The following video demonstrates how the MIPS technology works in GIRO Bike Helmets. The technology works the same way when used in a Ski or Snow Helmet as well.
To recap, the MIPS system works to prevent rotational trauma to the brain. When a person in motion – be it on a pair of skis, snowboard or bike – experiences a head first crash, the friction of the ground latches on to the helmet and effectively grabs the head causing a violent change in direction. Inside the head, the brain floats in cerebral fluid and is not entirely attached to the skull so it can move independently. For minor bumps and bangs, this acts as a safety feature, however, in high velocity falls the force is simply too high and often results in concussions. Similar damage can be done by rotational violence in which the brain rotates at a delayed rate and then slams into the inside of the head on the same rotational axis.

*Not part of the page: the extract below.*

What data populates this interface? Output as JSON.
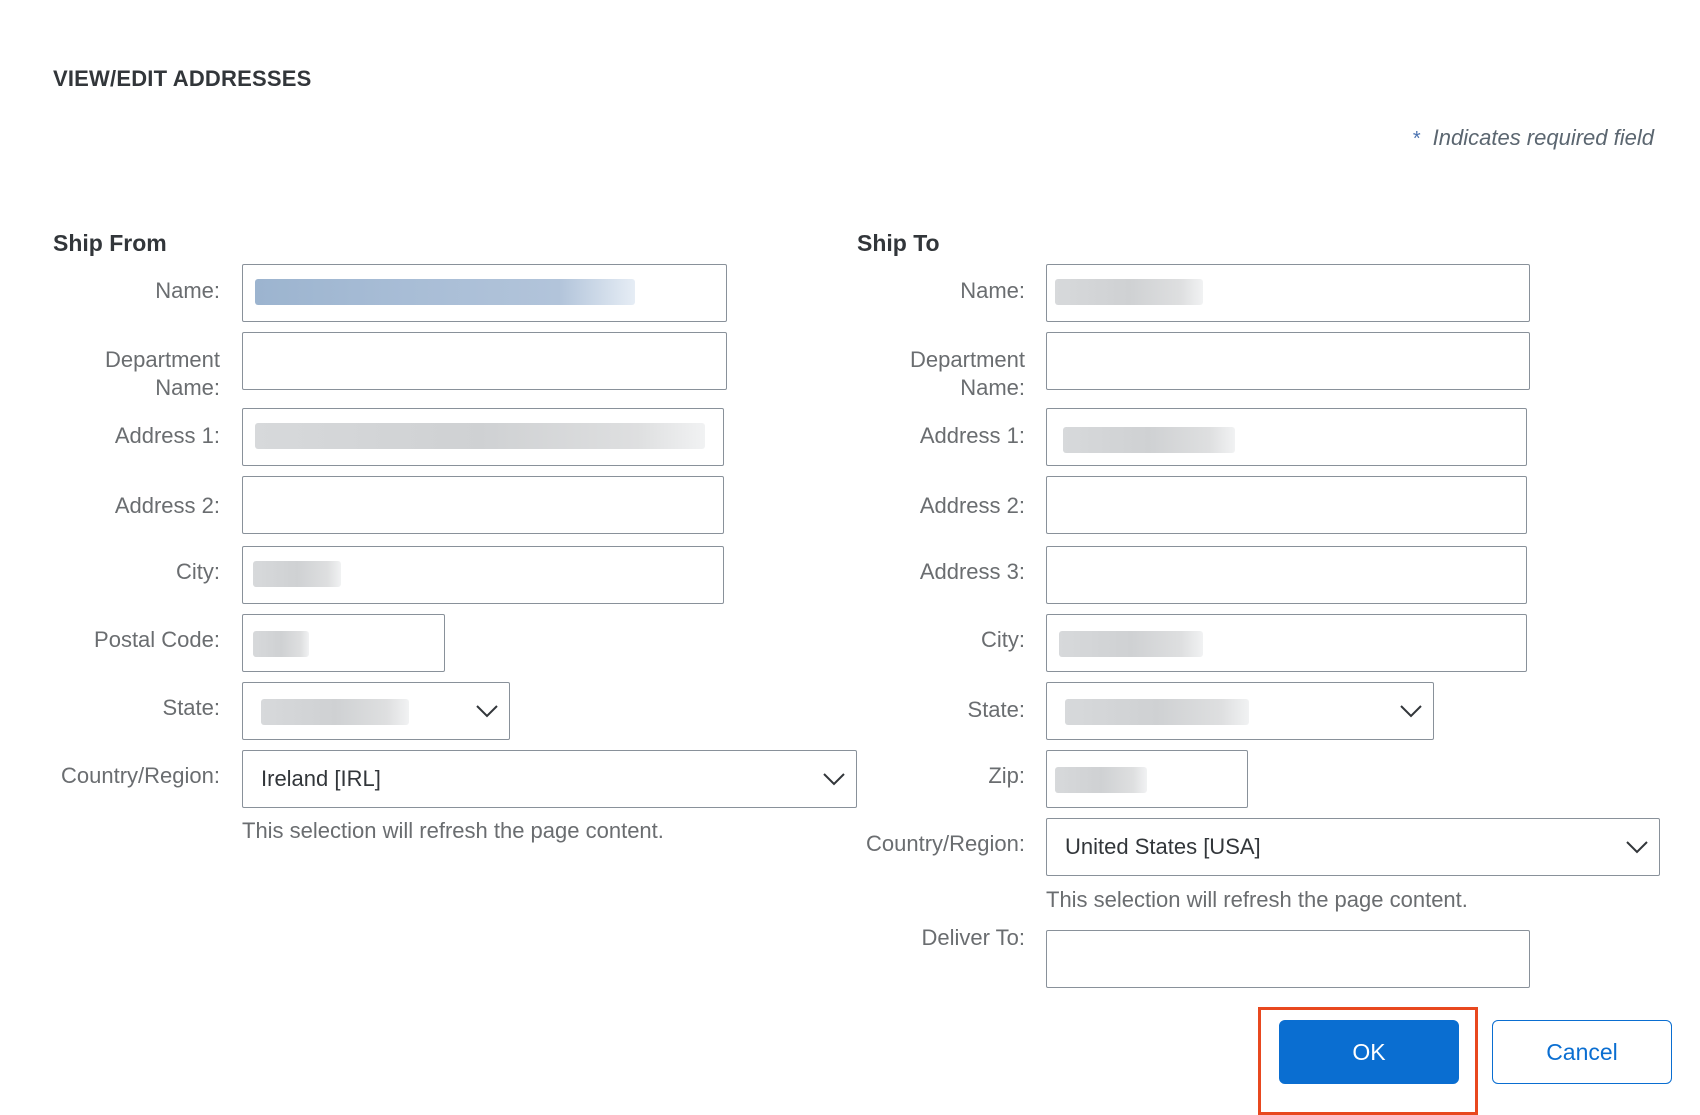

The MIPS system is a low friction insert designed to allow the helmet to move without the head moving. The reaction is quick, a mere couple of milliseconds, but is still enough to significantly reduce the force and momentum to help reduce trauma. The liner, known as a Slip Plane, allows the head to move around and redirect the force caused by an angled impact.
Purchasing a helmet with the MIPS technology will help reduce the risk of traumatic and long term damage to the brain caused by significant rotational impact and can help prolong a skiers career. It’s a must have safety feature for anyone moving at high velocity or engaging in rotational or inverted tricks.